Although the following won’t apply 100% to the patches I’m submitting next week, I think to understand this proposal it’s easier to use a brief example:
The compilation process to obtain an executable would be:
mlir-opt test.mlir \
-gpu-launch-sink-index-computations \
-gpu-kernel-outlining \
-gpu-async-region \
-gpu-name-mangling \
-convert-scf-to-cf \
-convert-gpu-to-nvvm \
-convert-math-to-llvm \
-convert-arith-to-llvm \
-convert-index-to-llvm \
-canonicalize \
-gpu-to-nvptx="chip=sm_70 cuda-path=<cuda toolkit path>" \
-gpu-to-offload \
-canonicalize \
-o test_llvm.mlir
mlir-translate -mlir-to-llvmir test_llvm.mlir -o test.ll
clang++ -fgpu-rdc --offload-new-driver test.ll test.cpp \
-L${LLVM_PATH}/lib/ -lmlir_cudart_runtime -lcudart \
-O3 -o test.exe
For a full breakdown of the compilation steps, see: ⚙ D149559 [mlir][gpu] Adds a gpu serialization pipeline for offloading GPUDialect Ops to clang compatible annotations.

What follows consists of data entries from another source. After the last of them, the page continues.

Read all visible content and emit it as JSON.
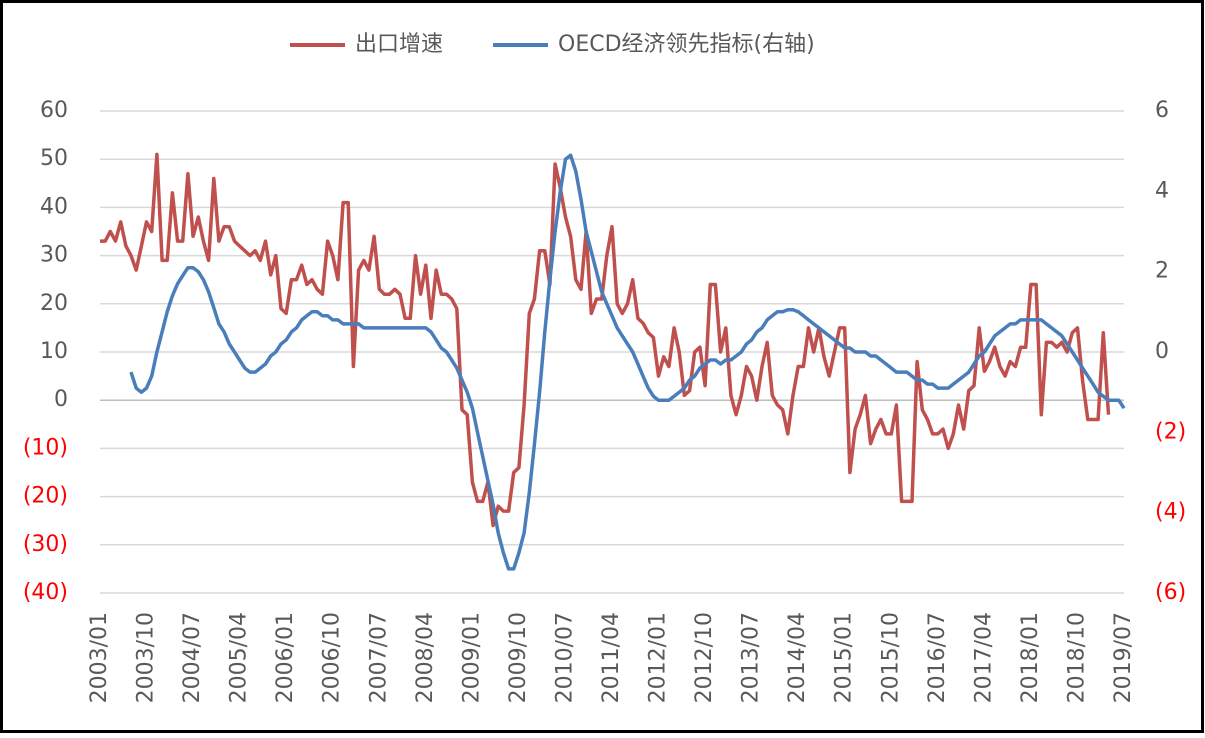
{
  "chart_data": {
    "type": "line",
    "categories": [
      "2003/01",
      null,
      null,
      null,
      null,
      null,
      null,
      null,
      null,
      "2003/10",
      null,
      null,
      null,
      null,
      null,
      null,
      null,
      null,
      "2004/07",
      null,
      null,
      null,
      null,
      null,
      null,
      null,
      null,
      "2005/04",
      null,
      null,
      null,
      null,
      null,
      null,
      null,
      null,
      "2006/01",
      null,
      null,
      null,
      null,
      null,
      null,
      null,
      null,
      "2006/10",
      null,
      null,
      null,
      null,
      null,
      null,
      null,
      null,
      "2007/07",
      null,
      null,
      null,
      null,
      null,
      null,
      null,
      null,
      "2008/04",
      null,
      null,
      null,
      null,
      null,
      null,
      null,
      null,
      "2009/01",
      null,
      null,
      null,
      null,
      null,
      null,
      null,
      null,
      "2009/10",
      null,
      null,
      null,
      null,
      null,
      null,
      null,
      null,
      "2010/07",
      null,
      null,
      null,
      null,
      null,
      null,
      null,
      null,
      "2011/04",
      null,
      null,
      null,
      null,
      null,
      null,
      null,
      null,
      "2012/01",
      null,
      null,
      null,
      null,
      null,
      null,
      null,
      null,
      "2012/10",
      null,
      null,
      null,
      null,
      null,
      null,
      null,
      null,
      "2013/07",
      null,
      null,
      null,
      null,
      null,
      null,
      null,
      null,
      "2014/04",
      null,
      null,
      null,
      null,
      null,
      null,
      null,
      null,
      "2015/01",
      null,
      null,
      null,
      null,
      null,
      null,
      null,
      null,
      "2015/10",
      null,
      null,
      null,
      null,
      null,
      null,
      null,
      null,
      "2016/07",
      null,
      null,
      null,
      null,
      null,
      null,
      null,
      null,
      "2017/04",
      null,
      null,
      null,
      null,
      null,
      null,
      null,
      null,
      "2018/01",
      null,
      null,
      null,
      null,
      null,
      null,
      null,
      null,
      "2018/10",
      null,
      null,
      null,
      null,
      null,
      null,
      null,
      null,
      "2019/07"
    ],
    "series": [
      {
        "name": "出口增速",
        "color": "#c0504d",
        "values": [
          33,
          33,
          35,
          33,
          37,
          32,
          30,
          27,
          32,
          37,
          35,
          51,
          29,
          29,
          43,
          33,
          33,
          47,
          34,
          38,
          33,
          29,
          46,
          33,
          36,
          36,
          33,
          32,
          31,
          30,
          31,
          29,
          33,
          26,
          30,
          19,
          18,
          25,
          25,
          28,
          24,
          25,
          23,
          22,
          33,
          30,
          25,
          41,
          41,
          7,
          27,
          29,
          27,
          34,
          23,
          22,
          22,
          23,
          22,
          17,
          17,
          30,
          22,
          28,
          17,
          27,
          22,
          22,
          21,
          19,
          -2,
          -3,
          -17,
          -21,
          -21,
          -17,
          -26,
          -22,
          -23,
          -23,
          -15,
          -14,
          -1,
          18,
          21,
          31,
          31,
          24,
          49,
          44,
          38,
          34,
          25,
          23,
          35,
          18,
          21,
          21,
          30,
          36,
          20,
          18,
          20,
          25,
          17,
          16,
          14,
          13,
          5,
          9,
          7,
          15,
          10,
          1,
          2,
          10,
          11,
          3,
          24,
          24,
          10,
          15,
          1,
          -3,
          1,
          7,
          5,
          0,
          7,
          12,
          1,
          -1,
          -2,
          -7,
          1,
          7,
          7,
          15,
          10,
          15,
          9,
          5,
          10,
          15,
          15,
          -15,
          -6,
          -3,
          1,
          -9,
          -6,
          -4,
          -7,
          -7,
          -1,
          -21,
          -21,
          -21,
          8,
          -2,
          -4,
          -7,
          -7,
          -6,
          -10,
          -7,
          -1,
          -6,
          2,
          3,
          15,
          6,
          8,
          11,
          7,
          5,
          8,
          7,
          11,
          11,
          24,
          24,
          -3,
          12,
          12,
          11,
          12,
          10,
          14,
          15,
          4,
          -4,
          -4,
          -4,
          14,
          -3,
          null,
          null,
          null
        ]
      },
      {
        "name": "OECD经济领先指标(右轴)",
        "color": "#4a7ebb",
        "axis": "y2",
        "values": [
          null,
          null,
          null,
          null,
          null,
          null,
          -0.5,
          -0.9,
          -1.0,
          -0.9,
          -0.6,
          0.0,
          0.5,
          1.0,
          1.4,
          1.7,
          1.9,
          2.1,
          2.1,
          2.0,
          1.8,
          1.5,
          1.1,
          0.7,
          0.5,
          0.2,
          0.0,
          -0.2,
          -0.4,
          -0.5,
          -0.5,
          -0.4,
          -0.3,
          -0.1,
          0.0,
          0.2,
          0.3,
          0.5,
          0.6,
          0.8,
          0.9,
          1.0,
          1.0,
          0.9,
          0.9,
          0.8,
          0.8,
          0.7,
          0.7,
          0.7,
          0.7,
          0.6,
          0.6,
          0.6,
          0.6,
          0.6,
          0.6,
          0.6,
          0.6,
          0.6,
          0.6,
          0.6,
          0.6,
          0.6,
          0.5,
          0.3,
          0.1,
          0.0,
          -0.2,
          -0.4,
          -0.7,
          -1.0,
          -1.4,
          -2.0,
          -2.6,
          -3.2,
          -3.8,
          -4.5,
          -5.0,
          -5.4,
          -5.4,
          -5.0,
          -4.5,
          -3.5,
          -2.3,
          -1.0,
          0.5,
          1.8,
          3.0,
          4.0,
          4.8,
          4.9,
          4.5,
          3.8,
          3.0,
          2.5,
          2.0,
          1.5,
          1.2,
          0.9,
          0.6,
          0.4,
          0.2,
          0.0,
          -0.3,
          -0.6,
          -0.9,
          -1.1,
          -1.2,
          -1.2,
          -1.2,
          -1.1,
          -1.0,
          -0.9,
          -0.7,
          -0.6,
          -0.4,
          -0.3,
          -0.2,
          -0.2,
          -0.3,
          -0.2,
          -0.2,
          -0.1,
          0.0,
          0.2,
          0.3,
          0.5,
          0.6,
          0.8,
          0.9,
          1.0,
          1.0,
          1.05,
          1.05,
          1.0,
          0.9,
          0.8,
          0.7,
          0.6,
          0.5,
          0.4,
          0.3,
          0.2,
          0.1,
          0.1,
          0.0,
          0.0,
          0.0,
          -0.1,
          -0.1,
          -0.2,
          -0.3,
          -0.4,
          -0.5,
          -0.5,
          -0.5,
          -0.6,
          -0.7,
          -0.7,
          -0.8,
          -0.8,
          -0.9,
          -0.9,
          -0.9,
          -0.8,
          -0.7,
          -0.6,
          -0.5,
          -0.3,
          -0.1,
          0.0,
          0.2,
          0.4,
          0.5,
          0.6,
          0.7,
          0.7,
          0.8,
          0.8,
          0.8,
          0.8,
          0.8,
          0.7,
          0.6,
          0.5,
          0.4,
          0.2,
          0.0,
          -0.2,
          -0.4,
          -0.6,
          -0.8,
          -1.0,
          -1.1,
          -1.2,
          -1.2,
          -1.2,
          -1.4
        ]
      }
    ],
    "ylim": [
      -40,
      60
    ],
    "yticks": [
      60,
      50,
      40,
      30,
      20,
      10,
      0,
      {
        "value": -10,
        "label": "(10)"
      },
      {
        "value": -20,
        "label": "(20)"
      },
      {
        "value": -30,
        "label": "(30)"
      },
      {
        "value": -40,
        "label": "(40)"
      }
    ],
    "y2lim": [
      -6,
      6
    ],
    "y2ticks": [
      6,
      4,
      2,
      0,
      {
        "value": -2,
        "label": "(2)"
      },
      {
        "value": -4,
        "label": "(4)"
      },
      {
        "value": -6,
        "label": "(6)"
      }
    ],
    "grid": true,
    "legend": "top"
  }
}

The above pipeline has the benefits of being able to leverage clang’s device codegen infrastructure, this means that the generation of ptx, cubin, etc, are all handled by clang. This is why this new pipeline can be built as long as the NVPTX
or AMDGPU
targets are enabled, only clang needs to know the specifics of the toolkits. This also allows for generating the IR on one machine, and compiling the executable on a different machine, among many other things.
This pipeline links against libdevice
(in reality, to any bitcode library) importing the symbols, thus it’s able to inline all the calls.
For obtaining the full executable, clang is still is the desired tool, as it handles, linking, rdc and so many other things, that might not fit LLVM. However, we do plan to move some of those utilities to LLVM, that’s one of the reasons the above diff was trashed.
This is interesting, I personally don’t mind incorporating this approach, however I don’t know if users would complain about the added runtime overhead.
No, you just need those on the machine you compile. However, some device specific utilities are not always available in the machine with MLIR, that’s the difference I try to address, for example in the machine I use for MLIR I don’t have ROCm AFAR, but with this pipeline I don’t need to, ROCm is only needed by clang on the target machine. Hence I can generate LLVM IR from MLIR in one machine with no knowledge of ROCm, ship it to a different machine without MLIR and let clang figure out stuff.
Also, just want to acknowledge that this pipeline is possible thanks to all the offloading work done by the Clang and OpenMP teams.